The smell of coffee

Catherine J. Clark
3 min readOct 4, 2021
Photo by Tina Guina on Unsplash

“Back again,” Alice said, her voice void of any enthusiasm. She looked down at her tired kettle, sighed, rubbed her eyes, and flicked the switch. “We can do this” she said, trying to muster some conviction.

The orange light was her kettle’s answer. The weak beam telling her that it would be working away preparing her coffee. It was the answer she needed.

Turning away from the kettle, Alice rested her heavy head on the cold refrigerator door. Her mind already travelling back to her laptop, and the paper she was writing. She didn’t know for how much longer she could keep going. It wasn’t only about staying awake, although that was challenging enough: Alice needed well-articulated arguments for why her company needed the grant funding. Not her company of course. Not in that sense. If it had been her company, they would never have been in this fix in the first place. No, this was all Charles and Tom’s doing.

That, however, offered her no comfort. It was her job after all to clean up their mess.

Behind her, the kettle growled as it boiled her water. It was a familiar sound. The kettle was her midnight companion. A co-conspirator to her life, from dawn to… well, dawn again. Her one source of strength. But how much longer could this little machine keep her going.

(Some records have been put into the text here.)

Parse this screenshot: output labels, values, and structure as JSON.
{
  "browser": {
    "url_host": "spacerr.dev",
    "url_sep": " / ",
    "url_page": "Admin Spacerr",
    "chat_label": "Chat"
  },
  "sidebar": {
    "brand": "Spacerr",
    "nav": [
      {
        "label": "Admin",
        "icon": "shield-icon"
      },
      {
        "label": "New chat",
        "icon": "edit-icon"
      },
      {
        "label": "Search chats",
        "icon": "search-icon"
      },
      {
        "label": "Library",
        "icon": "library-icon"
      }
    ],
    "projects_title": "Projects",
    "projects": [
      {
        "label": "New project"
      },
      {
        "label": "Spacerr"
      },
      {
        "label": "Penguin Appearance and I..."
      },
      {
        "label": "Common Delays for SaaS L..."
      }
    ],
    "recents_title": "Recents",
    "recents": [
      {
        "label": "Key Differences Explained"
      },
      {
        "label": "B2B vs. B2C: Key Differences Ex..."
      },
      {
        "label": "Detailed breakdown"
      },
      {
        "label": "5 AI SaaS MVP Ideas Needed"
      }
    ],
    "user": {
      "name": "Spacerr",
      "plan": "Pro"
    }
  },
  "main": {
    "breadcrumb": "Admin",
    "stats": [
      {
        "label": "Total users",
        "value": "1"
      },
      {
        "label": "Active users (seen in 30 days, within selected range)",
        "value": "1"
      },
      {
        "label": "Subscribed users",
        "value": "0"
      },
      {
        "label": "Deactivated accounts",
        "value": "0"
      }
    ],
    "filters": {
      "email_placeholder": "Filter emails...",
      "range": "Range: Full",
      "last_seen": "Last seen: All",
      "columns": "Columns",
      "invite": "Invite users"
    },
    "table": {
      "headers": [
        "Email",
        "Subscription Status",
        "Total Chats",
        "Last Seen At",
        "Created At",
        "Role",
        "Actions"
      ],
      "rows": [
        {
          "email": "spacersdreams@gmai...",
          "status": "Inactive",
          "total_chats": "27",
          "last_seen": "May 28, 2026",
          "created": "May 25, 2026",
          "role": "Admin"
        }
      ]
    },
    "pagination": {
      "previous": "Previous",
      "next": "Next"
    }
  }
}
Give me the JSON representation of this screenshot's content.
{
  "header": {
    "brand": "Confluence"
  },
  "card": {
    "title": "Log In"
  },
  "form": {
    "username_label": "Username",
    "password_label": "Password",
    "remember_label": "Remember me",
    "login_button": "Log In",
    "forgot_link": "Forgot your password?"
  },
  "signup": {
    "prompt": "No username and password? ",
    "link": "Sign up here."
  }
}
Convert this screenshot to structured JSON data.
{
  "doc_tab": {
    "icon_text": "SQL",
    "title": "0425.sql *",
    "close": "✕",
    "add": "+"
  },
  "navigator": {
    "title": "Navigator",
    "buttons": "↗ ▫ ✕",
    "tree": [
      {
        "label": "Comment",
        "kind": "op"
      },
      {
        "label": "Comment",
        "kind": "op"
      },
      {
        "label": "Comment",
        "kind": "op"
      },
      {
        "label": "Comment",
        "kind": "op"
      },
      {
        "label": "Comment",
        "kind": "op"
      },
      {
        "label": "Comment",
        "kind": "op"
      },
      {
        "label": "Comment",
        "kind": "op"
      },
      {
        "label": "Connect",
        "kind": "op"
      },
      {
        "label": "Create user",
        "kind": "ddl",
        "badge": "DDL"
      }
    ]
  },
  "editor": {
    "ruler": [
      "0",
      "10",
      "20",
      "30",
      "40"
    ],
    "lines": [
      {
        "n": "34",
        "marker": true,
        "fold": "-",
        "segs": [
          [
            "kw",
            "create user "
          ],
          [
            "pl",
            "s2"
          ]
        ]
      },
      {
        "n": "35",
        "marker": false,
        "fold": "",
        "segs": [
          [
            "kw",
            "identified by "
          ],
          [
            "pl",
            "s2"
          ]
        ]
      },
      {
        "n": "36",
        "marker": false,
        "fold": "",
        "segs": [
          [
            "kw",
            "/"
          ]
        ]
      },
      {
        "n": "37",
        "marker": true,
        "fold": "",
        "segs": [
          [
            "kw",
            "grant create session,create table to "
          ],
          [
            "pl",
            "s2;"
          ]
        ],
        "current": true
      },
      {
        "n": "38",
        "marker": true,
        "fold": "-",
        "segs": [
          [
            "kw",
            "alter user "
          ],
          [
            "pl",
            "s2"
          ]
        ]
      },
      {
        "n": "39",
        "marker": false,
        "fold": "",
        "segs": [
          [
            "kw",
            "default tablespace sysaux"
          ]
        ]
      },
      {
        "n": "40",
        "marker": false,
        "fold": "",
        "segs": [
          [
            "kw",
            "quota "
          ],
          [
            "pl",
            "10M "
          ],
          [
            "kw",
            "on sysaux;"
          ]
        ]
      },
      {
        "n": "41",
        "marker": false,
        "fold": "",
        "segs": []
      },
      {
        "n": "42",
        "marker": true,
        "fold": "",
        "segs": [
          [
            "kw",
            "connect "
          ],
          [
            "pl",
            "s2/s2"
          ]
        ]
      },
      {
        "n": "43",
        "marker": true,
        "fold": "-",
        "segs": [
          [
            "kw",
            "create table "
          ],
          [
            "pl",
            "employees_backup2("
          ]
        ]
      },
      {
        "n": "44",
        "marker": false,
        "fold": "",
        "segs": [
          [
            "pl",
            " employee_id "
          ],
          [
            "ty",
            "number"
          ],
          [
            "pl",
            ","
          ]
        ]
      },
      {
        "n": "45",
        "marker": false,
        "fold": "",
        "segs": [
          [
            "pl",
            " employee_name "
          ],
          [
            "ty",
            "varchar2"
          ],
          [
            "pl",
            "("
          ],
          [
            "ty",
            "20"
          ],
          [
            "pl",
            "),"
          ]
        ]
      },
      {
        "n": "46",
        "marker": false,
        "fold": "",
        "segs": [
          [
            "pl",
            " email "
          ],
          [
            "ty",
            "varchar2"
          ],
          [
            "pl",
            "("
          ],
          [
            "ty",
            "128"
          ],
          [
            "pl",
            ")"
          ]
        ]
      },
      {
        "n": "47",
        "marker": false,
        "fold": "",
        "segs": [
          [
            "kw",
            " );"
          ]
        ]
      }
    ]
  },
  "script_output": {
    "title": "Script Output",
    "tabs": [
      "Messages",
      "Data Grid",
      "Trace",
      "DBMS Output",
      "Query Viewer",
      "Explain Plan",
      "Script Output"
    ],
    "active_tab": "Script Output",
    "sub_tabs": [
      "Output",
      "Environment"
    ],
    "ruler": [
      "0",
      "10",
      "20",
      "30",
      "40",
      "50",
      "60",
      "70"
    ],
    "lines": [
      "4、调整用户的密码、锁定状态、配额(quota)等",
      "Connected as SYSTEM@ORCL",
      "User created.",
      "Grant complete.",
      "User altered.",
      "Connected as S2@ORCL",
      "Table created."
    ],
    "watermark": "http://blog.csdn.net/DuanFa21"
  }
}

Alice banged her head gently against the fridge. Once, twice. Why she did this, she didn’t know. Banging her head against a cold, unyielding refrigerator wasn’t going to wake her up. Neither was it going to finish the work for her.

I am going mad, aren’t I, Alice thought, not mustering the energy to give this self-accusation any real consideration.

Click. The kettle was done.

Turning around Alice realised, annoyed, that she hadn’t cleaned the cafetiere she had used earlier. Hurrying over to the sink, she felt the kettle judging her, telling her that she could have done all this whilst it had boiled her water. She ignored it.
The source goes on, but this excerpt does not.